When, suddenly, in the mingling of dusk and moonlight, the boy realized that he was looking into animals’ eyes. In the interval before fear, the situation remained objective for all concerned. Then it became better understood. The boy saw that the eyes were those of a blackfellow, squatting in a hollow beside two women, his equals in nakedness and surprise, who were engaged in coaxing a firestick into marriage with a handful of dry twigs. The attitudes of all were too innocent to be maintained. The boy stumbled back upon his heels, mumbling the curses he had learnt, the black man leaped, faster than light, blacker than darkness, into the nearest gully, followed by his two women and their almost independent breasts.

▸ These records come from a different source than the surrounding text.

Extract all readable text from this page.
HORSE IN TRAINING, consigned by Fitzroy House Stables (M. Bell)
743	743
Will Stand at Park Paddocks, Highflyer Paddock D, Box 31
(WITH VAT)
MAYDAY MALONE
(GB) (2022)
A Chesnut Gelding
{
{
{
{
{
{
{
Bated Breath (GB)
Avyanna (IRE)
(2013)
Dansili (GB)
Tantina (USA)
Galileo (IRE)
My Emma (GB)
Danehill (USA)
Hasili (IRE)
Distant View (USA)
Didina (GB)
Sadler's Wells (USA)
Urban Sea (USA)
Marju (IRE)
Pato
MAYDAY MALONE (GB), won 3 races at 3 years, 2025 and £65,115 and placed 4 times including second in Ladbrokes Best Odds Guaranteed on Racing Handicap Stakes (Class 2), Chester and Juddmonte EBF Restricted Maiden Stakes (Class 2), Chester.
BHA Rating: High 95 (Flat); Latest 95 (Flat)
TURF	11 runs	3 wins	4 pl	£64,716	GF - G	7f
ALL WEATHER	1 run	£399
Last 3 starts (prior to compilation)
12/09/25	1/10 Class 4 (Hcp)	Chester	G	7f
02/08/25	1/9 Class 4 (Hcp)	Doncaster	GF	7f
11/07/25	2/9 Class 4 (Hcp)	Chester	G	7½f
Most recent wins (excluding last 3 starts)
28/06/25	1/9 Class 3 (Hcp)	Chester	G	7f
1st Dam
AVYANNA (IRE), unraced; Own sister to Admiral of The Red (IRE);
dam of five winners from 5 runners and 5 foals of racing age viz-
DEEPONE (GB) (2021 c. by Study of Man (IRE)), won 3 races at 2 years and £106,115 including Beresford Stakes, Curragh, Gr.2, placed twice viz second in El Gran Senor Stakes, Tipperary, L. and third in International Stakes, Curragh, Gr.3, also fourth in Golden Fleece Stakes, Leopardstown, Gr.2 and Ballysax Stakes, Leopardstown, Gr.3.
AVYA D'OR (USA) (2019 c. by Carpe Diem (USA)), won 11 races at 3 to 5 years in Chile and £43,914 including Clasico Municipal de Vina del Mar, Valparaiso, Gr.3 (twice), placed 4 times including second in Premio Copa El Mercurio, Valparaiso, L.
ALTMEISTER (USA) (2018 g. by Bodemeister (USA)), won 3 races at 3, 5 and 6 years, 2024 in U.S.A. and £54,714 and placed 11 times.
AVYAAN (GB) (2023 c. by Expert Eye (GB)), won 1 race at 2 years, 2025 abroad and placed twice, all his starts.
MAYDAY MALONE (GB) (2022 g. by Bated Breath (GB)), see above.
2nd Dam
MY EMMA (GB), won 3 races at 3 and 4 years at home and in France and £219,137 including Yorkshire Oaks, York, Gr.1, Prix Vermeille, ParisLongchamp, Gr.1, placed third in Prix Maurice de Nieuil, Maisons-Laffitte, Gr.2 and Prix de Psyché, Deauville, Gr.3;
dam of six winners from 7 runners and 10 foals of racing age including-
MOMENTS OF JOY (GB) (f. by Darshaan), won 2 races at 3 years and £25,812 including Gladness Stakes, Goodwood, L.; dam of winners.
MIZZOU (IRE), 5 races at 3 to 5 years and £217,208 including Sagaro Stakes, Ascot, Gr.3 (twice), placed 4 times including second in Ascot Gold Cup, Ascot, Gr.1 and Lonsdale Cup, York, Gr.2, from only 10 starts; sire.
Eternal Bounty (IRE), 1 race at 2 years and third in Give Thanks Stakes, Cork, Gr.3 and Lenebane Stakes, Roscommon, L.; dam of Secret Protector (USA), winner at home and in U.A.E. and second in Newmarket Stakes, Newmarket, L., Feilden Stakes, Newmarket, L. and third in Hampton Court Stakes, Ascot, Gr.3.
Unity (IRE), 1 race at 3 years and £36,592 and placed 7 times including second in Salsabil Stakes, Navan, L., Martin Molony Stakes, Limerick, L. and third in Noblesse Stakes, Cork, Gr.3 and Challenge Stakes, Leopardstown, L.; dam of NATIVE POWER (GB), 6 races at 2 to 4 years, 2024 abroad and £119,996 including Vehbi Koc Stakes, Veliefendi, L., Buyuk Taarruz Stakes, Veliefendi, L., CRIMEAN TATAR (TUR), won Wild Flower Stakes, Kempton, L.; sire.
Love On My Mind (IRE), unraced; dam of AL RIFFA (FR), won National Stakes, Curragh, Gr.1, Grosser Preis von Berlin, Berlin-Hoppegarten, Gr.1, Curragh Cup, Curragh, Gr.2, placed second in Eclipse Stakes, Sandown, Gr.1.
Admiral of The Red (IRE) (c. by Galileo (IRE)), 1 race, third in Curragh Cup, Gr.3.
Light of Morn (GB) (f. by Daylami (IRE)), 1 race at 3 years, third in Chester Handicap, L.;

The boy was still cursing the shock he had received, and the absence of that courage which he always hoped would come to match his strength, when he heard a wailing from the natives, and from the distance, a blurred burst of answering cries. Upon telling his story afterwards, he remembered also to have caught sight of a second, more distant fire the moment before it was extinguished.

‘So we did not throw off the damn blacks,’ panted Harry Robarts in his own camp circle.

Voss, alone of all his party, remained persistently cheerful.

‘There is no reason to believe that these natives are not of our present locality,’ he said, ‘and it could suggest that we have come to better country.’

Such logic persuaded those who wished to be persuaded.

‘It is unreasonable,’ laughed Voss, ‘when we have practically ignored the presence of the natives in the past, to behave of a sudden like a number of nervous women.’